Even though the leadership and policy continuity matters, the state of the domestic economy and the potential impact of tariffs on the global economy loom large
The thumping majority for the ruling NDA dispensation with over 350 seats is the largest mandate for an incumbent government since 1984. Whether or not this mandate endorses the policies of the incumbent government is debatable from a political vantage point, but the markets are hoping this would give a continuity in economic policy making and a ground for unleashing more economic reforms.
On May 23, as the results started pouring in, the Sensex had surged 900 points to cross 40,000 for the first time ever. The Nifty also hit record highs. But both indices gave up their gains later to close slightly weaker. But on Friday, the markets rallied again to close 1.64% higher.
This zigzag movement shows there is some confusion on what Modi 2.0 will do. We will surely know more when government formation in terms of Cabinet is in place, and PM Modi’s announcements come as he lays down the agenda for next five years. Gautam Chhaochharia, Analyst, UBS Securities India Pvt. Ltd., Tanvee Gupta Jain, Economist, UBS Securities India Pvt. Ltd and team have deciphered what PM Modi will do now. Read on.
What will be PM Modi’s immediate focus? Will it be focused on reviving growth in the short term or on clean-up/structural reform to achieve sustainably higher growth over the medium term?
“After the big win for Mr. Modi, market moves will be driven by the following: 1) Policy choices to revive near-term growth vis-à-vis ensuring macro stability. These matter for the earnings growth cycle. 2) Reform narratives matter for multiples – half of the last 5 years’ NIFTY returns have come from re-rating. Our new base case is Nifty of 12,000 by Dec 2019; our upside/downside scenarios are 13,000/ 10,500,” says Chhaochharia and Jain.
Over the near term, given PM Modi’s strong mandate, hopes will be high about the reform narrative. This will matter in the context of rich multiples and may continue to overwhelm any near-term growth disappointment. What this reform exactly is will matter and narrative-building on that in the next few weeks merits tracking. “Of course, actual implementation of the same may take longer,” the UBS team point out.
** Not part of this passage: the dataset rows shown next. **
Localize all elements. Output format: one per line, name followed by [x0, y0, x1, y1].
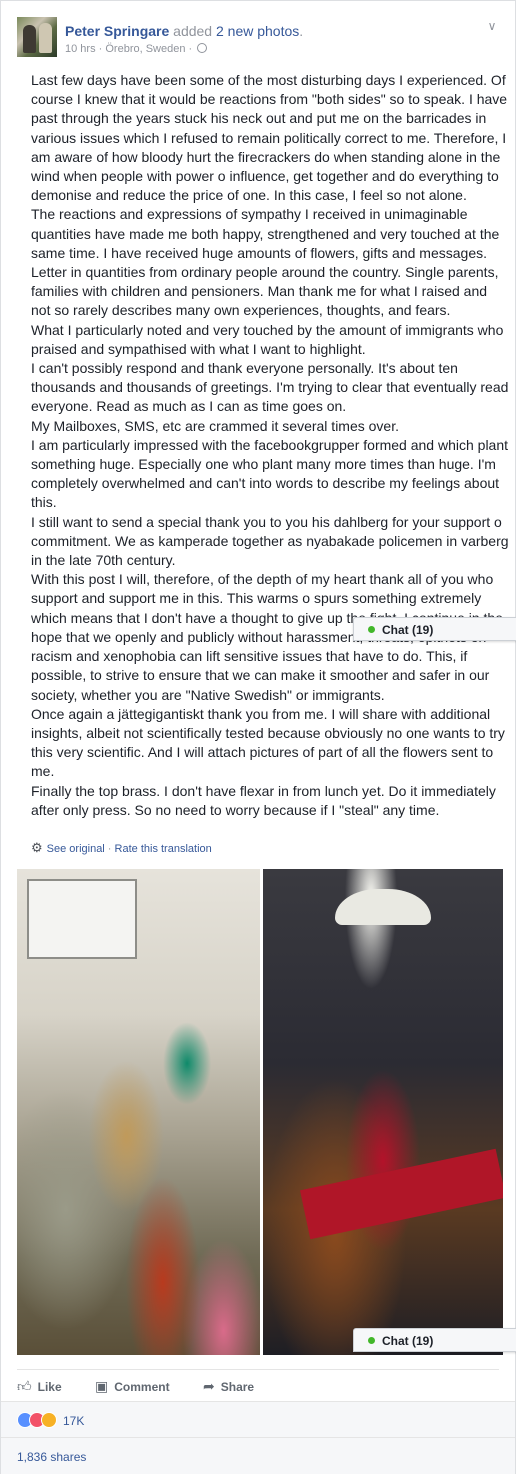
- post-header: Peter Springare added 2 new photos. 10 h…: [17, 15, 499, 61]
- post-paragraph: I still want to send a special thank you…: [31, 513, 509, 569]
- share-icon: ➦: [203, 1378, 215, 1394]
- post-photo-roses-table[interactable]: [263, 869, 503, 1355]
- avatar-figure: [23, 25, 36, 53]
- facebook-post: Peter Springare added 2 new photos. 10 h…: [0, 0, 516, 1474]
- translation-separator: ·: [104, 843, 115, 855]
- chat-label: Chat (19): [382, 623, 434, 637]
- action-text: added: [169, 23, 216, 39]
- post-paragraph: Once again a jättegigantiskt thank you f…: [31, 705, 505, 780]
- comment-icon: ▣: [95, 1378, 109, 1394]
- meta-separator: ·: [95, 43, 106, 55]
- rate-translation-link[interactable]: Rate this translation: [115, 843, 212, 855]
- author-name[interactable]: Peter Springare: [65, 23, 169, 39]
- post-meta: 10 hrs · Örebro, Sweden ·: [65, 43, 208, 55]
- whiteboard-shape: [27, 879, 137, 959]
- online-status-icon: [368, 626, 375, 633]
- wow-reaction-icon: [41, 1412, 57, 1428]
- table-runner-shape: [299, 1148, 503, 1240]
- online-status-icon: [368, 1337, 375, 1344]
- author-avatar[interactable]: [17, 17, 57, 57]
- post-paragraph: The reactions and expressions of sympath…: [31, 206, 500, 319]
- post-location[interactable]: Örebro, Sweden: [105, 43, 185, 55]
- translation-bar: ⚙ See original · Rate this translation: [31, 840, 212, 856]
- avatar-figure: [39, 23, 52, 53]
- post-paragraph: Finally the top brass. I don't have flex…: [31, 782, 496, 818]
- post-paragraph: What I particularly noted and very touch…: [31, 321, 504, 357]
- post-timestamp[interactable]: 10 hrs: [65, 43, 96, 55]
- comment-label: Comment: [114, 1380, 170, 1394]
- share-button[interactable]: ➦ Share: [203, 1378, 254, 1395]
- post-paragraph: I am particularly impressed with the fac…: [31, 436, 509, 511]
- chat-tab[interactable]: Chat (19): [353, 1328, 516, 1352]
- globe-icon[interactable]: [197, 43, 208, 53]
- chat-tab[interactable]: Chat (19): [353, 617, 516, 641]
- like-label: Like: [37, 1380, 62, 1394]
- post-paragraph: Last few days have been some of the most…: [31, 72, 508, 204]
- gear-icon[interactable]: ⚙: [31, 840, 43, 855]
- post-photo-flowers-office[interactable]: [17, 869, 260, 1355]
- chat-label: Chat (19): [382, 1334, 434, 1348]
- reactions-bar[interactable]: 17K: [1, 1401, 515, 1437]
- post-actions: 👍︎ Like ▣ Comment ➦ Share: [17, 1369, 499, 1397]
- post-body: Last few days have been some of the most…: [31, 71, 509, 820]
- share-count[interactable]: 1,836 shares: [17, 1450, 86, 1464]
- meta-separator: ·: [185, 43, 196, 55]
- reaction-count[interactable]: 17K: [63, 1414, 84, 1428]
- see-original-link[interactable]: See original: [47, 843, 105, 855]
- comment-button[interactable]: ▣ Comment: [95, 1378, 170, 1395]
- chevron-down-icon[interactable]: ∨: [485, 19, 499, 33]
- shares-bar: 1,836 shares: [1, 1437, 515, 1474]
- like-button[interactable]: 👍︎ Like: [17, 1378, 62, 1395]
- share-label: Share: [220, 1380, 255, 1394]
- post-paragraph: My Mailboxes, SMS, etc are crammed it se…: [31, 417, 399, 434]
- post-title: Peter Springare added 2 new photos.: [65, 23, 303, 39]
- title-period: .: [299, 23, 304, 39]
- lamp-shape: [335, 889, 431, 925]
- photos-link[interactable]: 2 new photos: [216, 23, 299, 39]
- thumbs-up-icon: 👍︎: [17, 1378, 32, 1394]
- post-paragraph: I can't possibly respond and thank every…: [31, 360, 509, 415]
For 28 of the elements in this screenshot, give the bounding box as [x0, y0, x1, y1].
Given the recent slowdown, boosting growth may appear to be a priority but will depend on the political economy’s view of the Government. This has macro stability implications (focus on keeping inflation low may continue) and fiscal space is limited.
“Potential near-term options from our investor discussions: 1) expansion of direct income support to farmers ; and 2) GST rate cuts. Off-balance sheet financing of infra may also be peaking. Public capex hopes may face disappointment,” says the UBS team.
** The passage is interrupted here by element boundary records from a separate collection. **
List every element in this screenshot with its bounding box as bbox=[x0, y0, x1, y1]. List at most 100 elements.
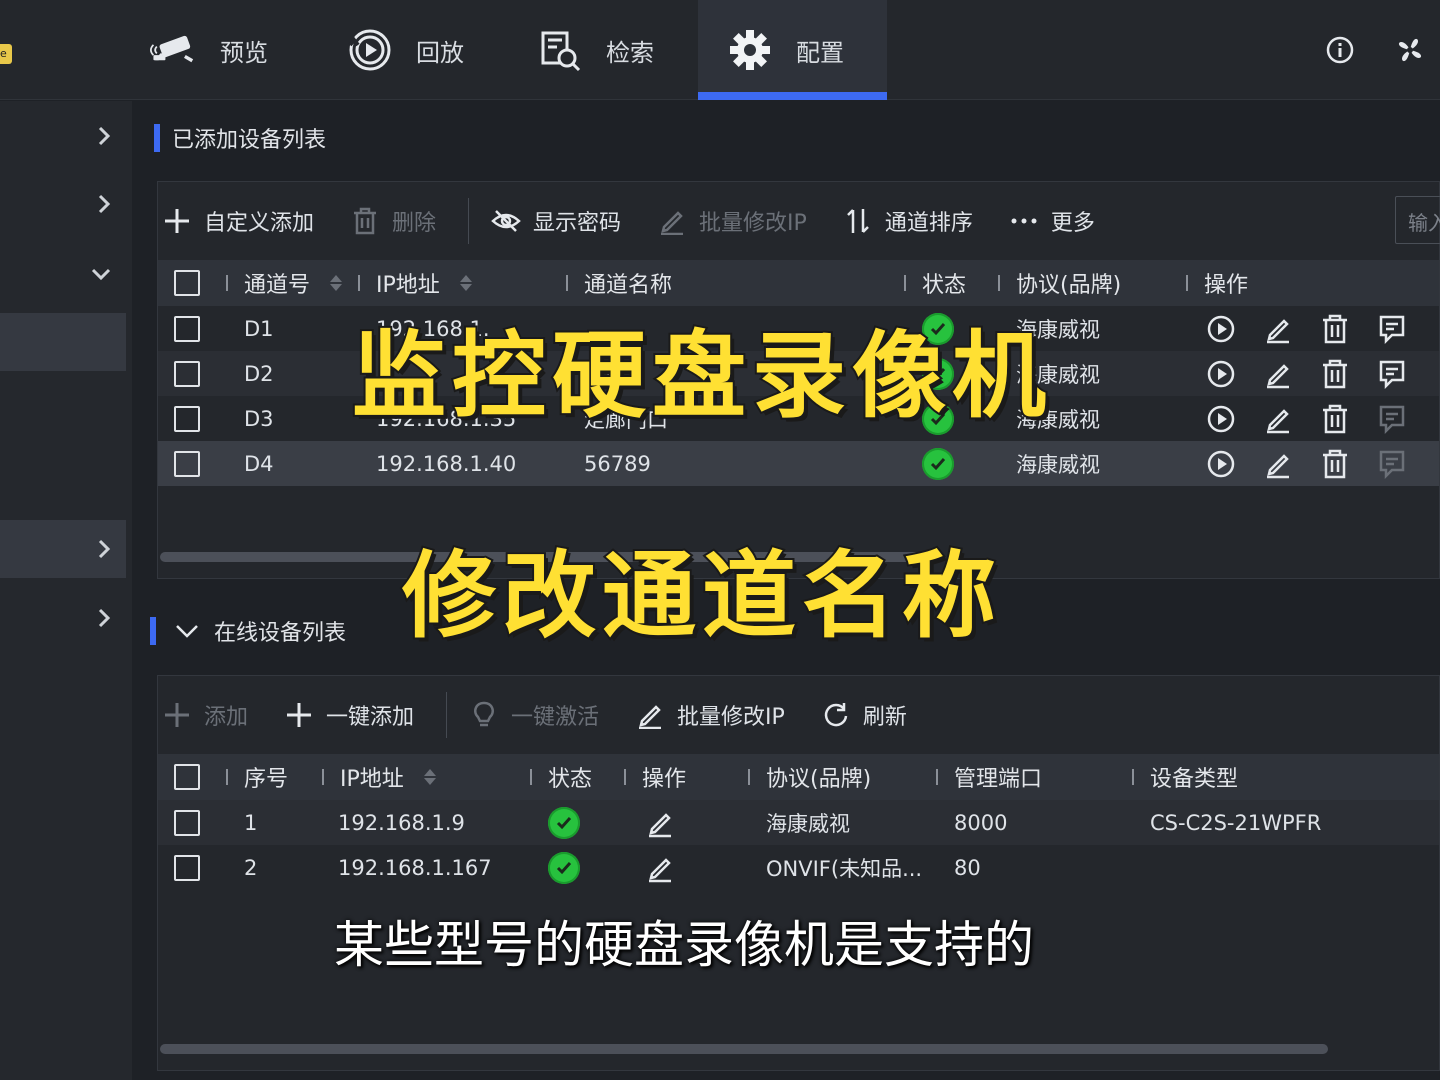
seq-cell: 2 bbox=[244, 855, 258, 880]
message-icon[interactable] bbox=[1374, 351, 1410, 396]
lightbulb-icon bbox=[469, 700, 499, 730]
row-checkbox[interactable] bbox=[174, 845, 200, 890]
protocol-cell: 海康威视 bbox=[1016, 452, 1100, 477]
sidebar-item-5[interactable] bbox=[0, 589, 126, 647]
select-all-checkbox[interactable] bbox=[174, 260, 200, 306]
play-icon[interactable] bbox=[1203, 351, 1239, 396]
online-devices-title: 在线设备列表 bbox=[150, 615, 346, 647]
ellipsis-icon bbox=[1009, 206, 1039, 236]
online-select-all-checkbox[interactable] bbox=[174, 754, 200, 800]
col-online-protocol-label: 协议(品牌) bbox=[766, 767, 872, 792]
info-icon[interactable] bbox=[1322, 32, 1358, 68]
message-icon[interactable] bbox=[1374, 441, 1410, 486]
col-online-ip-label: IP地址 bbox=[340, 767, 404, 792]
play-icon[interactable] bbox=[1203, 306, 1239, 351]
protocol-cell: ONVIF(未知品... bbox=[766, 856, 923, 881]
refresh-label: 刷新 bbox=[862, 705, 907, 730]
message-icon[interactable] bbox=[1374, 396, 1410, 441]
ip-cell: 192.168.1.167 bbox=[338, 855, 492, 880]
horizontal-scrollbar[interactable] bbox=[160, 1044, 1328, 1054]
channel-no-cell: D1 bbox=[244, 316, 274, 341]
tab-search[interactable]: 检索 bbox=[536, 0, 686, 100]
col-seq: 序号 bbox=[226, 754, 288, 800]
play-icon[interactable] bbox=[1203, 441, 1239, 486]
more-button[interactable]: 更多 bbox=[1009, 205, 1095, 237]
edit-icon[interactable] bbox=[1260, 351, 1296, 396]
table-row[interactable]: 1 192.168.1.9 海康威视 8000 CS-C2S-21WPFR bbox=[158, 800, 1439, 845]
status-ok-icon bbox=[922, 447, 954, 480]
chevron-right-icon bbox=[98, 126, 111, 146]
chevron-right-icon bbox=[98, 539, 111, 559]
device-type-cell: CS-C2S-21WPFR bbox=[1150, 810, 1322, 835]
online-devices-toolbar: 添加 一键添加 一键激活 批量修改IP 刷新 bbox=[158, 676, 1439, 754]
sidebar-item-3[interactable] bbox=[0, 245, 126, 303]
pencil-icon bbox=[657, 206, 687, 236]
edit-icon[interactable] bbox=[1260, 306, 1296, 351]
one-click-add-label: 一键添加 bbox=[326, 705, 415, 730]
tab-playback-label: 回放 bbox=[416, 38, 464, 67]
row-checkbox[interactable] bbox=[174, 351, 200, 396]
delete-icon[interactable] bbox=[1317, 306, 1353, 351]
play-icon[interactable] bbox=[1203, 396, 1239, 441]
tab-playback[interactable]: 回放 bbox=[346, 0, 496, 100]
gear-icon bbox=[726, 26, 774, 74]
add-button[interactable]: 添加 bbox=[162, 699, 248, 731]
sidebar-item-selected[interactable] bbox=[0, 313, 126, 371]
add-label: 添加 bbox=[204, 705, 249, 730]
batch-edit-ip-label: 批量修改IP bbox=[699, 211, 807, 236]
delete-icon[interactable] bbox=[1317, 351, 1353, 396]
chevron-right-icon bbox=[98, 194, 111, 214]
one-click-add-button[interactable]: 一键添加 bbox=[284, 699, 414, 731]
refresh-button[interactable]: 刷新 bbox=[821, 699, 907, 731]
row-checkbox[interactable] bbox=[174, 306, 200, 351]
sidebar-item-1[interactable] bbox=[0, 107, 126, 165]
show-password-button[interactable]: 显示密码 bbox=[491, 205, 621, 237]
search-doc-icon bbox=[536, 26, 584, 74]
sort-arrows-icon bbox=[843, 206, 873, 236]
chevron-down-icon[interactable] bbox=[174, 622, 200, 640]
channel-no-cell: D4 bbox=[244, 451, 274, 476]
edit-icon[interactable] bbox=[642, 845, 678, 890]
sidebar-item-2[interactable] bbox=[0, 175, 126, 233]
channel-sort-button[interactable]: 通道排序 bbox=[843, 205, 973, 237]
col-channel-no[interactable]: 通道号 bbox=[226, 260, 343, 306]
port-cell: 8000 bbox=[954, 810, 1008, 835]
col-online-actions: 操作 bbox=[624, 754, 686, 800]
tab-config[interactable]: 配置 bbox=[698, 0, 887, 100]
status-ok-icon bbox=[548, 851, 580, 884]
sidebar-item-4[interactable] bbox=[0, 520, 126, 578]
tab-preview[interactable]: 预览 bbox=[150, 0, 300, 100]
one-click-activate-button[interactable]: 一键激活 bbox=[469, 699, 599, 731]
delete-icon[interactable] bbox=[1317, 441, 1353, 486]
ip-cell: 192.168.1.40 bbox=[376, 451, 517, 476]
table-row[interactable]: 2 192.168.1.167 ONVIF(未知品... 80 bbox=[158, 845, 1439, 890]
row-checkbox[interactable] bbox=[174, 396, 200, 441]
online-batch-edit-ip-label: 批量修改IP bbox=[677, 705, 785, 730]
edit-icon[interactable] bbox=[1260, 396, 1296, 441]
col-online-status-label: 状态 bbox=[548, 767, 593, 792]
online-batch-edit-ip-button[interactable]: 批量修改IP bbox=[635, 699, 785, 731]
sidebar bbox=[0, 101, 132, 1080]
edit-icon[interactable] bbox=[642, 800, 678, 845]
custom-add-button[interactable]: 自定义添加 bbox=[162, 205, 314, 237]
row-checkbox[interactable] bbox=[174, 800, 200, 845]
online-devices-panel: 添加 一键添加 一键激活 批量修改IP 刷新 序号 IP地址 状态 操作 协议(… bbox=[157, 675, 1440, 1071]
camera-icon bbox=[150, 26, 198, 74]
channel-no-cell: D2 bbox=[244, 361, 274, 386]
fan-icon[interactable] bbox=[1392, 32, 1428, 68]
channel-no-cell: D3 bbox=[244, 406, 274, 431]
delete-icon[interactable] bbox=[1317, 396, 1353, 441]
tab-preview-label: 预览 bbox=[220, 38, 268, 67]
col-online-ip[interactable]: IP地址 bbox=[322, 754, 436, 800]
chevron-right-icon bbox=[98, 608, 111, 628]
message-icon[interactable] bbox=[1374, 306, 1410, 351]
row-checkbox[interactable] bbox=[174, 441, 200, 486]
show-password-label: 显示密码 bbox=[533, 211, 622, 236]
batch-edit-ip-button[interactable]: 批量修改IP bbox=[657, 205, 807, 237]
search-input[interactable]: 输入 bbox=[1395, 196, 1440, 244]
table-row[interactable]: D4 192.168.1.40 56789 海康威视 bbox=[158, 441, 1439, 486]
delete-button[interactable]: 删除 bbox=[350, 205, 436, 237]
playback-icon bbox=[346, 26, 394, 74]
refresh-icon bbox=[821, 700, 851, 730]
edit-icon[interactable] bbox=[1260, 441, 1296, 486]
Is recapitalising the system by RBI dividend a panacea, many ask. Resolving issues in the financial system of: 1) NBFC stress; and 2) catalysing credit growth for SOE banks remains a big hope to revive growth.
“A staggered dividend of ~US$10bn per year, rather than a one-shot US$30bn, is our base case. Trade-off with macro stability (inflation) will merit tracking,” the UBS market experts say.
Major structural reform on land, labour and privatisation will excite markets. Political capital is higher vis-à-vis 2014 but a majority in the upper house (Rajya Sabha) is unlikely by 2022. Announcement of an Air India privatisation and building a narrative on land/labour reform are possible, although SOE (state owned enterprise) Banks’ privatisation remains unclear.
UBS analysts have pencilled some scenarios. These scenarios oscillate between a mix of big bang vs. incremental reform and staggered vs. a one-time RBI dividend payout.
“Our base case is of incremental reform plus a bit of big bang and a staggered RBI dividend. We remain Underweight industrials, reflecting our view on the capex cycle, as well as SMIDs, as they may do well only in our upside scenario,” say Chhaochharia and Jain.
The INR’s negligible price action (since the exit polls) is a reminder that while leadership and policy continuity matters, the state of the domestic economy and the potential impact of tariffs on the global economy cannot be ignored.
“From an external risk perspective, we think even though INR’s exposure to a potential global trade slowdown is low, it is not positive. On domestic risks, an imminent source of worry is slowing domestic activity amidst rich equity market valuations and foreign investors’ positioning,” says the UBS team.